Deutsche Bank have reported a huge 28% decrease in equity sales and trading revenue today, as it suffers a full-year net loss of €6.8 billion.
The report said corporate banking and securities revenues were down a massive 30% year-on-year to €2.1 billion in the fourth quarter in 2015. The bank said this reflected “valuation adjustments in debt sales and trading, a challenging trading environment, and lower client activity.”
Equity sales and trading revenues were also down by 28%, “driven by lower revenues from cash equities and equity derivatives, partially offset by higher prime finance revenues,” according to the report.
John Cryan, co-chief executive officer, said in a statement: “In 2015 we made considerable progress on the implementation of our strategy. The much-needed decisions we took in the second half of the year contributed to a net loss for the fourth quarter and full year.”
Noninterest expenses increased 19% to €3.1 billion in 2015. The report explained the increase was, “driven by higher litigation costs of €335 million, regulatory-related expenditure and exchange rate movements.”

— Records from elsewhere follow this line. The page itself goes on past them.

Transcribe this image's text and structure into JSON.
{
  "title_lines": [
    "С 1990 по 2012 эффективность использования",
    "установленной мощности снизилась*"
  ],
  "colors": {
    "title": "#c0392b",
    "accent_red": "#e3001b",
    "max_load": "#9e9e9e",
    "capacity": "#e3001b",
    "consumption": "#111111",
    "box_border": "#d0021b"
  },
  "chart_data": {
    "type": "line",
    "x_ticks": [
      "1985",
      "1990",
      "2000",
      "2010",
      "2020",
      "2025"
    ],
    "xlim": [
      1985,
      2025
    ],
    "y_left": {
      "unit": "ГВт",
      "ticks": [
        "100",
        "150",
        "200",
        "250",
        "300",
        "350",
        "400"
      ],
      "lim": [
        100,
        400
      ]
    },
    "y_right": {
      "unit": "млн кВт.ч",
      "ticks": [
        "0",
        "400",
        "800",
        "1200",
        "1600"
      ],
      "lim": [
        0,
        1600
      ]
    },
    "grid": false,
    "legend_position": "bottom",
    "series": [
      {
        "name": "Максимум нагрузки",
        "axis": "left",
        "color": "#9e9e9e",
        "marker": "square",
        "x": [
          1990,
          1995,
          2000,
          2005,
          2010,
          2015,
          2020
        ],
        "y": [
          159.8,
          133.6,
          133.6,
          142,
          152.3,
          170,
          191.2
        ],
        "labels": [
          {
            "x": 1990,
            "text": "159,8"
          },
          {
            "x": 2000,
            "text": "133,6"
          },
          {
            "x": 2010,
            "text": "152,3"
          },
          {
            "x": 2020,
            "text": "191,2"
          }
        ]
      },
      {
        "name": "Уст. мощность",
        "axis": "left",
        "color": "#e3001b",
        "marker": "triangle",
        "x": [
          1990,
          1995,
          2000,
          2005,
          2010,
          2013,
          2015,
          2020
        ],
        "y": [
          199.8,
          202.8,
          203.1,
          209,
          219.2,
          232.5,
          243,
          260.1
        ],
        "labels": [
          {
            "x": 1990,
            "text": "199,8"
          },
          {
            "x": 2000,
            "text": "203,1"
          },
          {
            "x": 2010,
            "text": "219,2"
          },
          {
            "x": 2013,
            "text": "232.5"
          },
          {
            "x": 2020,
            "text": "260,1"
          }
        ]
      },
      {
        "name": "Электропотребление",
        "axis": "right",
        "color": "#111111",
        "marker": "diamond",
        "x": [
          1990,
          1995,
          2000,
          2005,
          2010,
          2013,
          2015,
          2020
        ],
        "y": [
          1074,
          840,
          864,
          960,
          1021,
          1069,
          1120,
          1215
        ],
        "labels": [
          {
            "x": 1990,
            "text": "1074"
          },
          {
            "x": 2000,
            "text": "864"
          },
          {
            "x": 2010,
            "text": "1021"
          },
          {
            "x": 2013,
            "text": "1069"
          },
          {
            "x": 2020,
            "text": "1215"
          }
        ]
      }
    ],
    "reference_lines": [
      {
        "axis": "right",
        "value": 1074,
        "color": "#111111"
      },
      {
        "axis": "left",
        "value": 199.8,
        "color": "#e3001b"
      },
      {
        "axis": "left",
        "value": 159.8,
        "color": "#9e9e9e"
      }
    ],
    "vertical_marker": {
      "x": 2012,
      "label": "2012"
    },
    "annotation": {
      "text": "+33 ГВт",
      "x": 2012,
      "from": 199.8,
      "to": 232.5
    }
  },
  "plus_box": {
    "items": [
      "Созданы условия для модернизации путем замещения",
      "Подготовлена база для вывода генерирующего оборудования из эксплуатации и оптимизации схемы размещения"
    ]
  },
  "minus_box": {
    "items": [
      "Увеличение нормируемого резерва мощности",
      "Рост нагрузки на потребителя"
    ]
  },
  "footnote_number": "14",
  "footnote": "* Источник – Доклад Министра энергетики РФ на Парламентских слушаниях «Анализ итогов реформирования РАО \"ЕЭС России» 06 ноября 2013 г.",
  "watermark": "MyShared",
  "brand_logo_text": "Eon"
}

Risk weighted assets (RWA) also decreased by €11 billion to €397 billion at the end of the fourth quarter in 2015. The report said: “This was largely driven by reductions in market risk, credit risk and credit valuation adjustments, which more than offset increases in RWAs for operational risk and exchange rate movements during the quarter.”
Cryan added: “We are focused on 2016 and continue to work hard to clear up our legacy issues. Restructuring work and investment in our platform will continue throughout the year.”
Deutsche Bank reported an annual profit in 2014 of €1.7 billion. Regulatory fines and expenses for litigation, since the financial crisis in 2008 have been at the forefront for Deutsche Bank in recent years.
According to data compiled by Bloomberg, Deutsche bank has racked up more fines and litigation expenses than any other financial institution on the Continent.
In December 2015, Deutsche Bank revealed plans for management overhaul in Global Transaction Banking division. The move will involve separating the Institutional cash and securities services businesses, according to an internal memo seen by The TRADE's sister publication, Global Custodian.